— Куда, че-е-рти-и-и! Сво-ра-чи-вай! — орет в рупор механик.
Сменив курс, идем малым ходом параллельно стартовой линии.
— Стой!.. Гондолу разобьете! Стой! — слышен голос остроглазого штурмана. — Что у вас там?
— Материалы для Москвы.
Катер медленно приближается к летающей лодке, оттуда несется рев:
— Тише, отсек продырявите! Руками упирайтесь…
Четыре пары рук предотвращают столкновение.
Из люка появляется голова Изакова. Передаю пакет:
— Здесь снимки… Привет Москве!
Гора с плеч…
Голубой «С-55» стартует, унося на борту моего товарища. В Хабаровске он пересядет на «Р-5». Специальные самолеты, заказанные редакцией, ожидают его на всей трассе. Через несколько суток Борис Изаков войдет в кабинет редактора и положит на стол челюскинские пакеты. Минует еще одна ночь, и миллионы людей будут читать рассказы полярников о челюскинской эпопее, рассматривать рисунки Решетникова и редкие фотографии, заснятые в ледовом лагере Чукотского моря…
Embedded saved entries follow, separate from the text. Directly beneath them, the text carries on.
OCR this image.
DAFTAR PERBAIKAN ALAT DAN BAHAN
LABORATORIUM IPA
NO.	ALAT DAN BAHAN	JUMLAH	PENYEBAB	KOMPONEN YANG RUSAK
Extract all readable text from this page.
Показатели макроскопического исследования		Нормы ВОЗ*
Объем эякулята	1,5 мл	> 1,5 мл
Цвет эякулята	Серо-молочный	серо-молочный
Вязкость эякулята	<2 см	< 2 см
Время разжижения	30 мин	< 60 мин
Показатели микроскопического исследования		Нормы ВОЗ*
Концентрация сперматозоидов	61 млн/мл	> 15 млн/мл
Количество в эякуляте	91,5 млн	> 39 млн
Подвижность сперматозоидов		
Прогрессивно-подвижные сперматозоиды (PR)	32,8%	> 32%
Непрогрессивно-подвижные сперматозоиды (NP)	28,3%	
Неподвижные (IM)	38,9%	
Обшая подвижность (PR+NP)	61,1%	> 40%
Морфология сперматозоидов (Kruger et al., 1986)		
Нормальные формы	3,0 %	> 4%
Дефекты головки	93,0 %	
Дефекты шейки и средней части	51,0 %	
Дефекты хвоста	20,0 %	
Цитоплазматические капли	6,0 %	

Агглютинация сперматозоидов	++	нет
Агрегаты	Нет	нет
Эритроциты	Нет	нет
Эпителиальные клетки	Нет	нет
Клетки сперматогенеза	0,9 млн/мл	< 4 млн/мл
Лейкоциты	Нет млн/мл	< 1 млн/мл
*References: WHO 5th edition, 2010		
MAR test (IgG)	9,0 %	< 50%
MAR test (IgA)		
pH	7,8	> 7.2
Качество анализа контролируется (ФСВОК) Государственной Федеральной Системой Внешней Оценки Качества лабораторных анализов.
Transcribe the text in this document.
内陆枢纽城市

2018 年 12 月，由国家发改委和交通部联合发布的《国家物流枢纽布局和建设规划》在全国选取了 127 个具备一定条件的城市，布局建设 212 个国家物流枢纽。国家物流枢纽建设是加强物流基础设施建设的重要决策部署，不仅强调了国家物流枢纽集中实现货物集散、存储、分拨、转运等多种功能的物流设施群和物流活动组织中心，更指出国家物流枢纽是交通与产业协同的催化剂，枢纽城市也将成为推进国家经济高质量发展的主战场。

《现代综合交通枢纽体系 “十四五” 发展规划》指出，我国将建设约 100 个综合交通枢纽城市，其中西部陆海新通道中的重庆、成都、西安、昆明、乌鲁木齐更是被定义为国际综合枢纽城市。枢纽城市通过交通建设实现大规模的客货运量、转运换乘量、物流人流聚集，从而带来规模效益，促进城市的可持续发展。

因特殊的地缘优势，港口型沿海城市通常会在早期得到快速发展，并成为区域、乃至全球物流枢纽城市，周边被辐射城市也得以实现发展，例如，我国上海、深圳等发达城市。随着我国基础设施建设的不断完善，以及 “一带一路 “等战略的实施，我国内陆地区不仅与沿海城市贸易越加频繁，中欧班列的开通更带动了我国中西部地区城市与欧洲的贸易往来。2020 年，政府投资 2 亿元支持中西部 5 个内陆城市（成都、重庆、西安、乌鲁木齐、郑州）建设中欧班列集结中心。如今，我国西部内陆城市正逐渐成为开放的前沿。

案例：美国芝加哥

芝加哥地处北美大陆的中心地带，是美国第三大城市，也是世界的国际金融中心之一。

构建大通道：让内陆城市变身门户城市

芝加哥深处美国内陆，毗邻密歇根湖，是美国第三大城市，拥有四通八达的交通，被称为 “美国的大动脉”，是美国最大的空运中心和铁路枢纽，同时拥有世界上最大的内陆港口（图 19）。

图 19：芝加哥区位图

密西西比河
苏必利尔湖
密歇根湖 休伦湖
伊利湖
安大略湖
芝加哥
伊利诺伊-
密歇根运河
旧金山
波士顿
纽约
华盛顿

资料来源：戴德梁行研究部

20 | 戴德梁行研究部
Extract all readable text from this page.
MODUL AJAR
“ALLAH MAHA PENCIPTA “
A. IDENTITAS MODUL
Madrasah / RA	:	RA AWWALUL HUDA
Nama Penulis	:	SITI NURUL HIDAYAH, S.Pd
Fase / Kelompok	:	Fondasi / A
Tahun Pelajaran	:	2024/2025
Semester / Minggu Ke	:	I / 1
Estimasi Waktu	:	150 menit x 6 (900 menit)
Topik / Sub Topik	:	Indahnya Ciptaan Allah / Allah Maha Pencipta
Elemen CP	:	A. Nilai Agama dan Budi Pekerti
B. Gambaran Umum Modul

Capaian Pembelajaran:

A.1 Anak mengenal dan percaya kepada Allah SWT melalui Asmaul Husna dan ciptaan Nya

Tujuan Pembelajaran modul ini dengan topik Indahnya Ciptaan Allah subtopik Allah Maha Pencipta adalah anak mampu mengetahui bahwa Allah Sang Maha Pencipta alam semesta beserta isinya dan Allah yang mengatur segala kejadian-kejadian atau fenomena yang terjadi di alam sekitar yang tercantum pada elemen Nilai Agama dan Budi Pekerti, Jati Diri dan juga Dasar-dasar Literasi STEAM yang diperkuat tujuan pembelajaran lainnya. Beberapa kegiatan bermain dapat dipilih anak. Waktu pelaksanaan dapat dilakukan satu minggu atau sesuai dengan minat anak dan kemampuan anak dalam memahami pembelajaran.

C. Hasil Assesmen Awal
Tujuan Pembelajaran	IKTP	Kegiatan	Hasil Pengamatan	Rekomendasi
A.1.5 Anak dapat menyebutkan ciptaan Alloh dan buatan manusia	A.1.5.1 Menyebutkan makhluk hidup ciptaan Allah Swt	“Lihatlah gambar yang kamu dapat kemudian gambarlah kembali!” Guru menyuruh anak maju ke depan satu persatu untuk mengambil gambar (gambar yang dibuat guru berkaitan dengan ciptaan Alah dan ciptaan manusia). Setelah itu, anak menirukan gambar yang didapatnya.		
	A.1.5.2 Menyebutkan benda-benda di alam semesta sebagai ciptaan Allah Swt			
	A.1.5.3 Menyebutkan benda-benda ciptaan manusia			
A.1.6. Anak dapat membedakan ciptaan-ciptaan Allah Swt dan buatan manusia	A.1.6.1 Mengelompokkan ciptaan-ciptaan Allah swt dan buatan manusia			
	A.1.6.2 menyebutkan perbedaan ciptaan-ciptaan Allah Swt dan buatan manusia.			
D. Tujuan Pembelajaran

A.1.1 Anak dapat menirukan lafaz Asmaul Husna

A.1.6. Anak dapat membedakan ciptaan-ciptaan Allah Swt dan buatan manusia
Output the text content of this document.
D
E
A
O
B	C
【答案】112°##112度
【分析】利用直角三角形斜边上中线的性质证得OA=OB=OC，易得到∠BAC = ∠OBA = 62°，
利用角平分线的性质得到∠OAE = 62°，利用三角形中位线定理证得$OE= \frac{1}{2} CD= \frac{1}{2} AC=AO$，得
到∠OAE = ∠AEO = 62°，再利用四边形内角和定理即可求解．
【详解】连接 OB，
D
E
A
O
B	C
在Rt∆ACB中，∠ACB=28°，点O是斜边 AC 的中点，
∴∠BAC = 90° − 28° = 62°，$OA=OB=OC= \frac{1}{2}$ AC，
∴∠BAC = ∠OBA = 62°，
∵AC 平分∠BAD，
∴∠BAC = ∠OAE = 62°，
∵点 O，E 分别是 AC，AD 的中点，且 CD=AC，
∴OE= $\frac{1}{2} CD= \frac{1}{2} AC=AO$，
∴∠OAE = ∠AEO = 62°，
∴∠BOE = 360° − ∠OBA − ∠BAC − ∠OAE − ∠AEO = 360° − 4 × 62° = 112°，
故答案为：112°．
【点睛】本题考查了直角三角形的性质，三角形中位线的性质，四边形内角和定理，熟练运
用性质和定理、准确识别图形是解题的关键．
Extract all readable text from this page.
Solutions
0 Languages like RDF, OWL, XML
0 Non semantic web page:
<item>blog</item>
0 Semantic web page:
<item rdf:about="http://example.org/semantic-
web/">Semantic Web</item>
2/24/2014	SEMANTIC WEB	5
Более тридцати лет прошло с тех пор. Тогда перелет Изакова представлялся нам настоящей воздушной экспедицией. А сегодня любой советский гражданин, купив билет в кассе Аэрофлота, может попасть из Петропавловска в Москву часов за четырнадцать-пятнадцать.
— Доставили пакет, однако, — улыбнулся бородач, когда нос катера заскрипел на прибрежной гальке.
— Как только отблагодарить вас?
— Ничего не требуется, а на добром слове — спасибо.
Я не решался предложить этим людям деньги, но хотелось чем-то выразить признательность. Достал из кармана деревянный портсигар работы вятских кустарей:
— Кто курящий?
— Я, однако, не занимаюсь, а Елеське рано, — сказал человек в плаще. — Вон Фрол дым пущает.
Я протянул Фролу портсигар:
— Будете вспоминать, как за самолетом гонялись…
Снова мы в Тихом океане — последний переход.
В кают-компании неумолчно стучали костяшки домино; Ляпидевский под собственный аккомпанемент баском напевал «В гавани, в далекой гавани»; внезапно появлялся и, скептически пожав плечами, тотчас же исчезал Сигизмунд Леваневский; изредка заглядывал Каманин, холодным взором окидывал сборище, словно укоряя: «Не делом, товарищи, занимаетесь!»; перед сном, на руках у матери, кают-компанию навещала самая юная пассажирка — Карина Васильева; заходил Бабушкин, чукчанка Вера; ероша волосы, страдал над рукописью Михаил Водопьянов, а друзья, имея в виду ее необыкновенные размеры, участливо расспрашивали: «На каком километре держишь?..»
Обычно после ужина собирал общество «аляскинский гость» Маврикий Слепнев; он рассказывал забавные и трагические эпизоды своей богатой приключениями летной жизни. Случайно открылись его незаурядные литературные способности. Было это так. Пришла радиограмма из редакции: собрать рассказы о полетах всех семи Героев Советского Союза — тысячу строк — и передать телеграфом из Владивостока. Темы рассказов — по выбору летчиков. Я попросил Слепнева уделить время для беседы. «Не надо, — ответил летчик, — сам напишу». Оказывается, с такой просьбой к нему уже обращались корреспондент «Известий» Борис Громов и, конечно, вездесущий Миша Розенфельд.
— Вы, друзья, представляете три газеты, — сказал Маврикий Трофимович, — значит, за мной три оригинальные статьи. Заготовки уже сделаны.
Он уселся за портативную машинку и писал, почти не отрываясь. Из-под валика машинки одна за другой вылетали страницы. Временами он задумывался, решительно рвал лист или перечеркивал карандашом напечатанное и принимался за новый вариант. Слепнев работал шесть часов подряд.
— Готово. Три очерка, строк по двести. «Траурный флаг на борту», о поисках американских пилотов, — для «Известий». «Прыжок над Беринг-стримом» — моему другу Мише, в «Комсомолку». «К людям на льдине», тема, надеюсь, понятна без комментариев, — для «Правды».
Слепнева попросили прочитать вслух, и он, выбрав очерк «К людям на льдине», выразительно начал:
— «Пилот держал руку под козырек.
Все, кроме пилота, держали шляпы в руках.
Все сияли улыбками и были очень торжественны. На самолете развевался красный шерстяной флаг.
Старик капитан Томас Росс держал речь. Он говорил о дружбе двух великих народов, о трудностях, об Амундсене, о Нансене, о чести.
Муниципалитет города Нома — города, который принимал Амундсена, Поста, Нобиле, — подносил звездный полосатый флаг советскому пилоту.
Пилот держал руку под козырек. Пилотом был я.